As experiências dos últimos anos ensinaram-me, infelizmente, a desconfiar das investigações da PJ e do Ministério Público, nos chamados casos mediáticos.

Registo, neste caso, que já começaram as fugas da PJ: «fontes da investigação » sugeriram aos jornalistas que Pinto da Costa foi informado previamente do mandato de detenção para interrogatório de que era alvo e, por isso, pode evitar o enxovalho da prisão caseira para ser presente à juíza. Uma fuga dentro da própria fonte das fugas: ou o peixe que morre pela boca. Pois devo dizer que, se isso é verdade, acho que Pinto da Costa fez muito bem em evitar a «prisão preventiva» para interrogatório e apresentar-se antes voluntariamente ao tribunal.

No tempo em que estudei e exerçi direito processual penal - quando Portugal era ainda um Estado de Direito-as pessoas eram notificadas para prestar declarações e só após estas e se o juiz assim o entendesse, depois do interrogatório, é que ficavam presas preventivamente. Agora,porém, inventou-se uma nova modalidade, já aplicada a Pimenta Machado e a Valentim Loureiro: mesmo sem que haja qualquer motivo para presumir que as pessoas vão fugir ou furtar-se a prestar declarações, elas são presas cautelarmente e aguardam um fim-de-semana, dois ou três dias nos calabouços da PJ, até que o juiz tenha disponibilidade para os ouvir. E,durante esses dias de espera, como é evidente, a opinião pública já formou a sua opinião. Lembram-se quem é que, no tempo da outra senhora,prendia primeiro e interrogava depois?

4- Anteontem à noite, em Coimbra, o Sporting viu subitamente a Académica virar um jogo perdido num jogo aberto, passando de 0-2 para 2- 2.
Apostei comigo mesmo que o árbitro iria então tornar-se decisivo e não me enganei: no espaço de um minuto, ele perdoou o segundo amarelo a Rui Jorge, por falta grosseira, e foi dá-lo a Vasco Faísca, da Académica, por ter passado a mão pelo ombro de Ricardo, que logo se atirou para o chão, como se tivesse sido ceifado.

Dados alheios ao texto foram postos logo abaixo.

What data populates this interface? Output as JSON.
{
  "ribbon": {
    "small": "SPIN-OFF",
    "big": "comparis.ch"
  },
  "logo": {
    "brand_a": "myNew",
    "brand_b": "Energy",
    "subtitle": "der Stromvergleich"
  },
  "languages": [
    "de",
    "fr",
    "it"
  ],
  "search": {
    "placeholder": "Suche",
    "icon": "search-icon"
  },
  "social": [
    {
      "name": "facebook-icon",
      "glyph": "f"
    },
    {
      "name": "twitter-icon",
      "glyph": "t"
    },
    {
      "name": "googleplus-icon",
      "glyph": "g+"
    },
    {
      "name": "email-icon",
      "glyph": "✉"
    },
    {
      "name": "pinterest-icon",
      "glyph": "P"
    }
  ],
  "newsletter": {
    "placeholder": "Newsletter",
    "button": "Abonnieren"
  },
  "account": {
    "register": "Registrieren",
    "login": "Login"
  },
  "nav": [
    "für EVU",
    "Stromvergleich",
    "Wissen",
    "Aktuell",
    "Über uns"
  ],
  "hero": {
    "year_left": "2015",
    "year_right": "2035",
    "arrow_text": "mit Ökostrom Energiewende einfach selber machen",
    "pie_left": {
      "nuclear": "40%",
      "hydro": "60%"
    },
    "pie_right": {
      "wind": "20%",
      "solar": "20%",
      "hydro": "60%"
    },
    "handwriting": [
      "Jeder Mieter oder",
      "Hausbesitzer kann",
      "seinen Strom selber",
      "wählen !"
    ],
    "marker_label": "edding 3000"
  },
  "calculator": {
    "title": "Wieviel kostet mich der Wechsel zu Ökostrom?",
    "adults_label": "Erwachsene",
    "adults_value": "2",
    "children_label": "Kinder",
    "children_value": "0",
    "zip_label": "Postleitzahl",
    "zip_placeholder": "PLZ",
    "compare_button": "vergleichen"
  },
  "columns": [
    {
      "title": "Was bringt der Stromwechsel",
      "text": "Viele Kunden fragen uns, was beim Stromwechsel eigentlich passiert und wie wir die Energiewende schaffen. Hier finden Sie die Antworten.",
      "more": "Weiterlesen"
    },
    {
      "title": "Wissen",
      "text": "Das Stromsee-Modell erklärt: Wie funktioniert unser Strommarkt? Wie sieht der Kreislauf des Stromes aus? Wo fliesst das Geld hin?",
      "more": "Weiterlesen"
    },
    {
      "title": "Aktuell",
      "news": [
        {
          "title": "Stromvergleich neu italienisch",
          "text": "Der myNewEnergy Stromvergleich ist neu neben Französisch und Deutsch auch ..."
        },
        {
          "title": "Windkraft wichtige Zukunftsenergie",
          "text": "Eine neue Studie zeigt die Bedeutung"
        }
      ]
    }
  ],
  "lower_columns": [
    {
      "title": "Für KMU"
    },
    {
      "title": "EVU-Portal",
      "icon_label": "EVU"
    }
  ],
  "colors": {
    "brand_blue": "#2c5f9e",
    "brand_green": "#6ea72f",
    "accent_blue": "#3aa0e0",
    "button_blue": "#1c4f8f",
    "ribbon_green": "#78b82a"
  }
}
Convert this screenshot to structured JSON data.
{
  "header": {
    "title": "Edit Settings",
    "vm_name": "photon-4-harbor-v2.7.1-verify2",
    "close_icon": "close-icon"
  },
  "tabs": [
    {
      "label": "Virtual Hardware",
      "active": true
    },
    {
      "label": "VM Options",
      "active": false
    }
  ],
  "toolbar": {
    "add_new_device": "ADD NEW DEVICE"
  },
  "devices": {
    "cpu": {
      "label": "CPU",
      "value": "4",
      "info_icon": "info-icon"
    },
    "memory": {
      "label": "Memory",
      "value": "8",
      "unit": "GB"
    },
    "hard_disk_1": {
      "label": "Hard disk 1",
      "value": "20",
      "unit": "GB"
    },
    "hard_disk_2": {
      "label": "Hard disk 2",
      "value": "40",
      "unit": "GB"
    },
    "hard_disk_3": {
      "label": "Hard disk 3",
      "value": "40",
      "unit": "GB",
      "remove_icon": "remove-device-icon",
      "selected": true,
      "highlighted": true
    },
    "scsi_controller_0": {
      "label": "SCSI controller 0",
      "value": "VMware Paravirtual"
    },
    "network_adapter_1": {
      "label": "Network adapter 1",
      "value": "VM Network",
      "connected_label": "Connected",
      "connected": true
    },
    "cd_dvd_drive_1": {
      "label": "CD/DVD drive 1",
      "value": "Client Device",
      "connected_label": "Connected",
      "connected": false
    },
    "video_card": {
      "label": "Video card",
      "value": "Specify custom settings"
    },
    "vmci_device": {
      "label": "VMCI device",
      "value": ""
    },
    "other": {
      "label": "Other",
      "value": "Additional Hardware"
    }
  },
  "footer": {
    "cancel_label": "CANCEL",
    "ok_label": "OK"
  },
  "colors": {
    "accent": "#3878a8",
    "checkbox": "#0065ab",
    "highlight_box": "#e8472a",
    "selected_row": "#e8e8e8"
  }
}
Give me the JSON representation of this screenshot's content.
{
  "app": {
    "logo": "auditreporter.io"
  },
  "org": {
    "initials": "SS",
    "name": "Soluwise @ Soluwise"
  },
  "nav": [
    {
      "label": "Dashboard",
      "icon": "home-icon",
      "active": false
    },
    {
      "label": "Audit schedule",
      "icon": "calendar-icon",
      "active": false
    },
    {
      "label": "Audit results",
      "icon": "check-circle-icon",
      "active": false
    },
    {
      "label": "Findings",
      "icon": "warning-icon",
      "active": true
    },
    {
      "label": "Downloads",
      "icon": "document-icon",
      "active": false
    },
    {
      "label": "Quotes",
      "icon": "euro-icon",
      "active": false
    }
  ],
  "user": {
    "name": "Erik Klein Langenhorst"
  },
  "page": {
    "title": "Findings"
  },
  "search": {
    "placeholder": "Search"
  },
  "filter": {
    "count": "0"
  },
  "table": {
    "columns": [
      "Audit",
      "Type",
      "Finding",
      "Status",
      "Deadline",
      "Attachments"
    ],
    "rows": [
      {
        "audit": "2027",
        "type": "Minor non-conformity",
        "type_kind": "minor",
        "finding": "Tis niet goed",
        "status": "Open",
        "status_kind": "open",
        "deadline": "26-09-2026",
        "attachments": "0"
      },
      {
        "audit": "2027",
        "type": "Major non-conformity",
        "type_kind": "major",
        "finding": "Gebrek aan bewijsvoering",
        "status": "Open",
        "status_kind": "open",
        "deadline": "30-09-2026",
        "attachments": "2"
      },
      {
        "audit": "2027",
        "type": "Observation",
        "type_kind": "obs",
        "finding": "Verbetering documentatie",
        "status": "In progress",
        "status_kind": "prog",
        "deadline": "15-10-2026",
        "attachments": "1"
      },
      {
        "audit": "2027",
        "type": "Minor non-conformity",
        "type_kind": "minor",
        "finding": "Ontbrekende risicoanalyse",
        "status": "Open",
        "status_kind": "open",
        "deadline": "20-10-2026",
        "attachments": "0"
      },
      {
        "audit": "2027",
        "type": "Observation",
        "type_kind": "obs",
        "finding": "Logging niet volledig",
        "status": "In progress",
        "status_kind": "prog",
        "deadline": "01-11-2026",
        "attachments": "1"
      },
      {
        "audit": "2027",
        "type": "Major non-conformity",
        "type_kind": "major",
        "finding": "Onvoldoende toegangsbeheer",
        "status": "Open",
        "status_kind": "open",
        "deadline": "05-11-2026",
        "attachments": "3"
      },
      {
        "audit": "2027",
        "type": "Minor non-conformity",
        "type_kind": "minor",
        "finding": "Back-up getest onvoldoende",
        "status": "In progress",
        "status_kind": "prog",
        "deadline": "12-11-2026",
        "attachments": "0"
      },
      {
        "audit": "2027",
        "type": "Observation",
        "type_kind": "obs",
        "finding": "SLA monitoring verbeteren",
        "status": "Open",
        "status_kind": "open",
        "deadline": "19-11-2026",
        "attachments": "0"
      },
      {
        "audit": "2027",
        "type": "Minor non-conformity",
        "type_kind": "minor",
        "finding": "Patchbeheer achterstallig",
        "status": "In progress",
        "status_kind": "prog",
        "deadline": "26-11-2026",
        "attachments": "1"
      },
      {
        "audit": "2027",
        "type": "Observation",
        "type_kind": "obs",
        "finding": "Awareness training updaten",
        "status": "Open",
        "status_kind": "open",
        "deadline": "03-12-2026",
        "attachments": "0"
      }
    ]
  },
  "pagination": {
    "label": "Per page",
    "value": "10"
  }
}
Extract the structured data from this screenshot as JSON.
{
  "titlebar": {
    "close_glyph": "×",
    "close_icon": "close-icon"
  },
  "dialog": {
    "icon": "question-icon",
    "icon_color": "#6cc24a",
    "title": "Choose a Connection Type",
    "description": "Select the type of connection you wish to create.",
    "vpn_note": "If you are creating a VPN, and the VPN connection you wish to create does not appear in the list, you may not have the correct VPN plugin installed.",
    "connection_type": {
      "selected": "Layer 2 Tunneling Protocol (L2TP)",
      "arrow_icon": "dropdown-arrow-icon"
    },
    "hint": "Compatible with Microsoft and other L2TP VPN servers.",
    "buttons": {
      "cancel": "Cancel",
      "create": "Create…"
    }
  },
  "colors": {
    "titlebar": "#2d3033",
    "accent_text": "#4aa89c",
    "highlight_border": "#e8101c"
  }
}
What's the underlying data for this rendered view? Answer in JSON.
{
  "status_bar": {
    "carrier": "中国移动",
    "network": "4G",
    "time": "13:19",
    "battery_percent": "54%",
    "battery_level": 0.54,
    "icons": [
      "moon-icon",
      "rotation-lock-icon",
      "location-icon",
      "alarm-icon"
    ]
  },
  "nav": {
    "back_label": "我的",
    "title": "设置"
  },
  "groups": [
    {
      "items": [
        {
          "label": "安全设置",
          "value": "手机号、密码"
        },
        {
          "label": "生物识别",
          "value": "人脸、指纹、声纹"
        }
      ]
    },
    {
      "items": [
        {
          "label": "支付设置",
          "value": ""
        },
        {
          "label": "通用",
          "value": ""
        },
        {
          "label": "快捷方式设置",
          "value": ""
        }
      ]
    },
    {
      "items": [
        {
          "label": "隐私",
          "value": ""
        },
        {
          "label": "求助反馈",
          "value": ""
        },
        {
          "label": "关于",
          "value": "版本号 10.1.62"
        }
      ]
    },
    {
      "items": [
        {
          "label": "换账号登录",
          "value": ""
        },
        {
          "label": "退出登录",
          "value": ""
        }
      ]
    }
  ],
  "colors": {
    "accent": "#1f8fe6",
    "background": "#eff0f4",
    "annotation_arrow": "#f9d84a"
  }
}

Nesse minuto a sorte do jogo ficou sentenciada. Como dizia Artur Jorge e como disse Mourinho (nenhum dos dois portista), os erros de arbitragem, contas feitas no final da época, acabam por se repartir por todos em partes iguais. E eu acredito que sim. Mas uma coisa são erros de percepção, outra são diferenças de critério: os primeiros são involuntários, os segundos são certamente voluntários.

Registo que, de há vários anos para cá, o maior choramingas das arbitragens - o Sporting-é claramente o maior beneficiado dos erros voluntários. Talvez ocorra à juíza de Gondomar interrogar Pinto da Costa sobre este mistério: porque será que o FC Porto é, de todos os grandes,o que mais vezes tem jogadores expulsos, enquanto o Sporting é o que mais vezes consegue fazer expulsar jogadores adversários?